In Margaret River, the Cape to Cape hike hugs nearly 70 miles of rugged coastline from Cape Leeuwin to Cape Naturaliste, and can be walked as smaller sections if clients don’t fancy taking on the entire route. We spotted dolphins skimming through the waves just metres off the beach, and paused along the clifftop to watch whales and their calves out at sea, as the sun set over the water.
“We spotted dolphins skimming through the waves just metres off the beach, and paused along the clifftop to watch whales and their calves out at sea.”
For a change of scenery inland, the three-day walk from Pemberton to Northcliffe offers an opportunity to walk through the towering karri forest and past the famous Gloucester Tree, a 61-metre tree historically used as a fire lookout. You can climb all the way to the top, but for those without a head for heights, it’s still an impressive experience to try a few rungs.
The real holy grail for long-distance hikers here, though, is the Bibbulmun Track, which starts near Perth, winding its way through towering forests, quiet farmland and wild beaches before reaching Albany more than 600 miles later. The track is split into sections of varying lengths for those who don’t want to commit to 60 days of hiking.
If that’s too much of an undertaking, there’s the often-forgotten but far more manageable Bald Head Walking Track from Albany, which brings with it an opportunity to spot migrating humpback whales just off the south coast between June and October.
With more than 12,900 miles of coastline, there is plenty to do on and around the water, too. Down south, surfers flock to Dunsborough to enjoy the swell when the surf is ‘on’. Basing themselves in Yallingup, bare-footed, salty-haired locals prowl the coast to hunt out the best surf, so the best advice is to follow them to the hidden spots in the area. Sharks can be spotted here, but the risk is low provided you follow guidelines and safety notices.
Heading back north, Monkey Mia is famed for its wild dolphins, which live in the marine park and come in to the beach to feed in the mornings (an entry fee of £7 applies). From here, tour boats also take visitors out to see manatees and manta rays.
“A pair of goggles is all you need to float out, gaping at the electric blue shades of staghorn coral, coral trout, clown fish and reef sharks.”
The Ningaloo Reef is remarkably well preserved and a real hidden gem for snorkelling. Starting at Coral Bay, the reef lies metres off the beach; a pair of goggles is all you need to float out, gaping at the electric blue shades of staghorn coral, coral trout, clown fish, reef sharks and no end of other colourful sea life.

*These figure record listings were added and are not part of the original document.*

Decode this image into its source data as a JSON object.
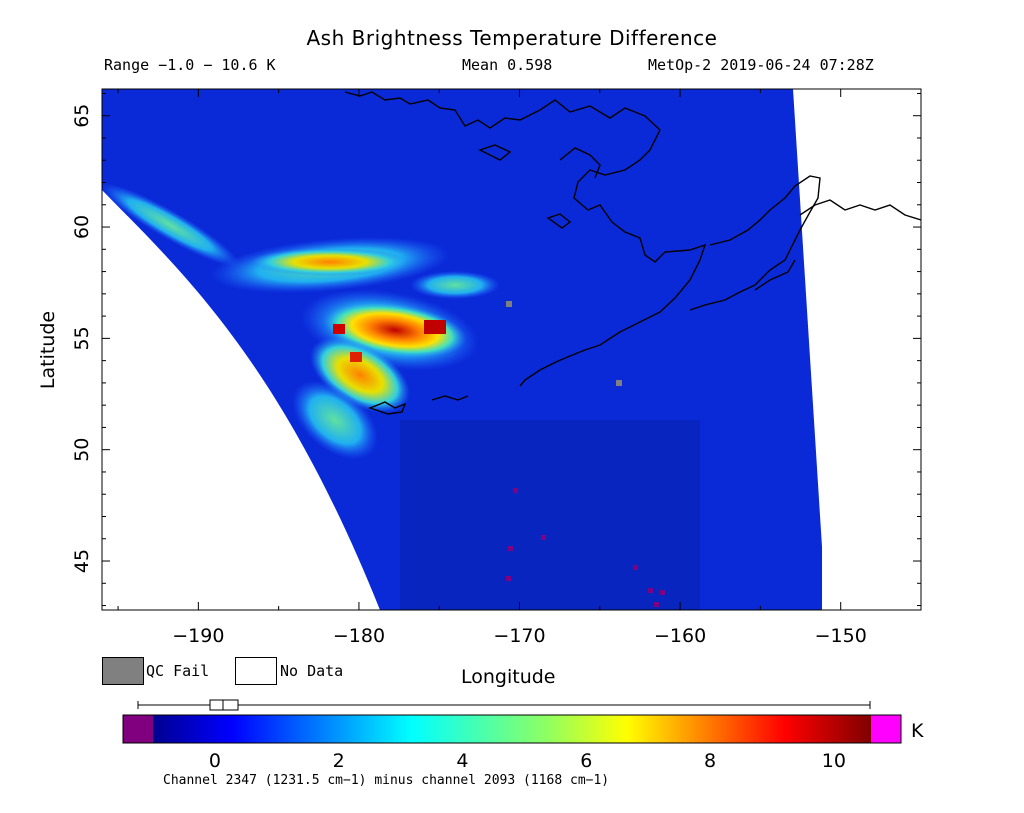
{
  "header": {
    "title": "Ash Brightness Temperature Difference",
    "range": "Range −1.0 − 10.6 K",
    "mean": "Mean 0.598",
    "satellite_time": "MetOp-2 2019-06-24 07:28Z"
  },
  "axes": {
    "xlabel": "Longitude",
    "ylabel": "Latitude",
    "x_ticks": [
      "−190",
      "−180",
      "−170",
      "−160",
      "−150"
    ],
    "y_ticks": [
      "45",
      "50",
      "55",
      "60",
      "65"
    ],
    "xlim": [
      -196,
      -145
    ],
    "ylim": [
      42.8,
      66.2
    ]
  },
  "legend": {
    "qc_fail": "QC Fail",
    "no_data": "No Data",
    "qc_color": "#808080",
    "no_data_color": "#ffffff"
  },
  "colorbar": {
    "unit": "K",
    "ticks": [
      "0",
      "2",
      "4",
      "6",
      "8",
      "10"
    ],
    "range": [
      -1.0,
      10.6
    ],
    "under_color": "#800080",
    "over_color": "#ff00ff",
    "box_median": 0.5
  },
  "footnote": "Channel 2347 (1231.5 cm−1) minus channel 2093 (1168 cm−1)",
  "colors": {
    "background_field": "#0a2ad8",
    "ash_high": "#c00000",
    "coastline": "#000000"
  }
}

To spot or swim with the magnificent whale sharks, or indeed humpback whales, you’ll need to take an organised tour (trips with the Exmouth Diving Centre start at £221). The reef is highly regulated, and operators use spotter planes to ensure a high success rate of swimming alongside them without affecting their natural swimming patterns. We swam next to six different whale sharks, each for a few minutes at a time. Touching wasn’t allowed, but tours generally have an official photographer to record the special moment alongside these gentle giants – the perfect way to remember a trip to WA.

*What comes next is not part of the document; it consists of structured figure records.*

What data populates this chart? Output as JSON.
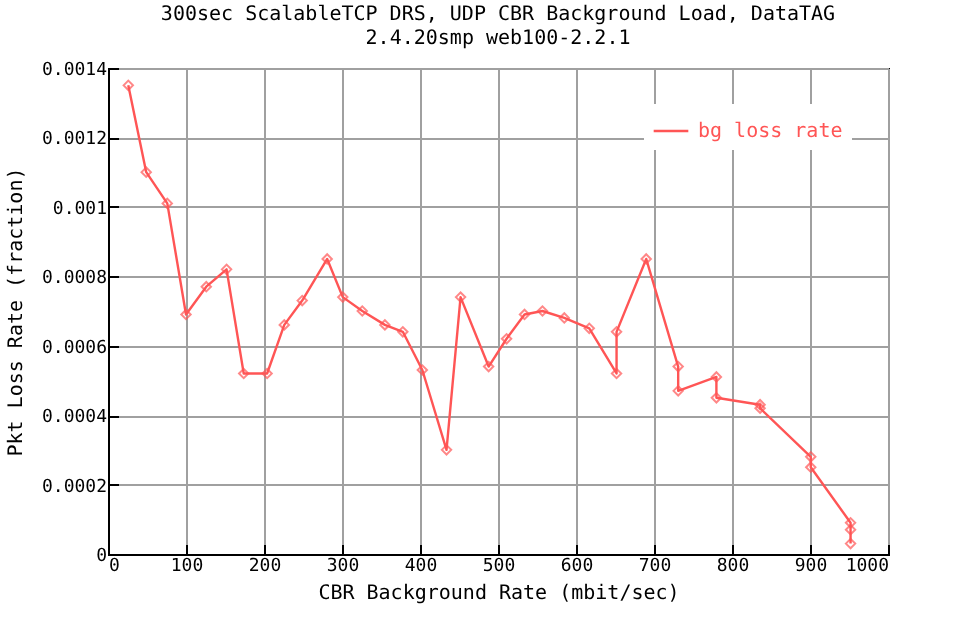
{
  "chart_data": {
    "type": "line",
    "title": [
      "300sec ScalableTCP DRS, UDP CBR Background Load, DataTAG",
      "2.4.20smp web100-2.2.1"
    ],
    "xlabel": "CBR Background Rate (mbit/sec)",
    "ylabel": "Pkt Loss Rate (fraction)",
    "series": [
      {
        "name": "bg loss rate",
        "color": "#ff5555",
        "x": [
          26,
          49,
          76,
          100,
          126,
          152,
          174,
          204,
          226,
          249,
          281,
          301,
          326,
          355,
          378,
          403,
          434,
          452,
          488,
          511,
          534,
          557,
          585,
          617,
          652,
          652,
          690,
          731,
          731,
          780,
          780,
          836,
          836,
          901,
          901,
          952,
          952,
          952
        ],
        "values": [
          0.00135,
          0.0011,
          0.00101,
          0.00069,
          0.00077,
          0.00082,
          0.00052,
          0.00052,
          0.00066,
          0.00073,
          0.00085,
          0.00074,
          0.0007,
          0.00066,
          0.00064,
          0.00053,
          0.0003,
          0.00074,
          0.00054,
          0.00062,
          0.00069,
          0.0007,
          0.00068,
          0.00065,
          0.00052,
          0.00064,
          0.00085,
          0.00054,
          0.00047,
          0.00051,
          0.00045,
          0.00043,
          0.00042,
          0.00028,
          0.00025,
          9e-05,
          7e-05,
          3e-05
        ]
      }
    ],
    "xlim": [
      0,
      1000
    ],
    "xticks": [
      0,
      100,
      200,
      300,
      400,
      500,
      600,
      700,
      800,
      900,
      1000
    ],
    "ylim": [
      0,
      0.0014
    ],
    "yticks": [
      0,
      0.0002,
      0.0004,
      0.0006,
      0.0008,
      0.001,
      0.0012,
      0.0014
    ],
    "grid": true,
    "legend": "top right",
    "marker": "diamond",
    "line_style": "solid"
  }
}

Walk Into Luxury offers walking trips along the Bibbulmun and Cape to Cape tracks with luxury accommodation at the end of the day. Prices start at about £1,379 for a four-day Bibbulmun Track Albany & Denmark Icons trip. The operator pays 10% commission.
Intrepid Travel has a 10-day Perth to Broome Overland trip that explores WA’s desert landscapes, national parks and spectacular Coral Coast. Prices start at £875 including four nights’ hostel and five nights’ camping accommodation, all meals, transport, most activities and a guide throughout. Flights are extra.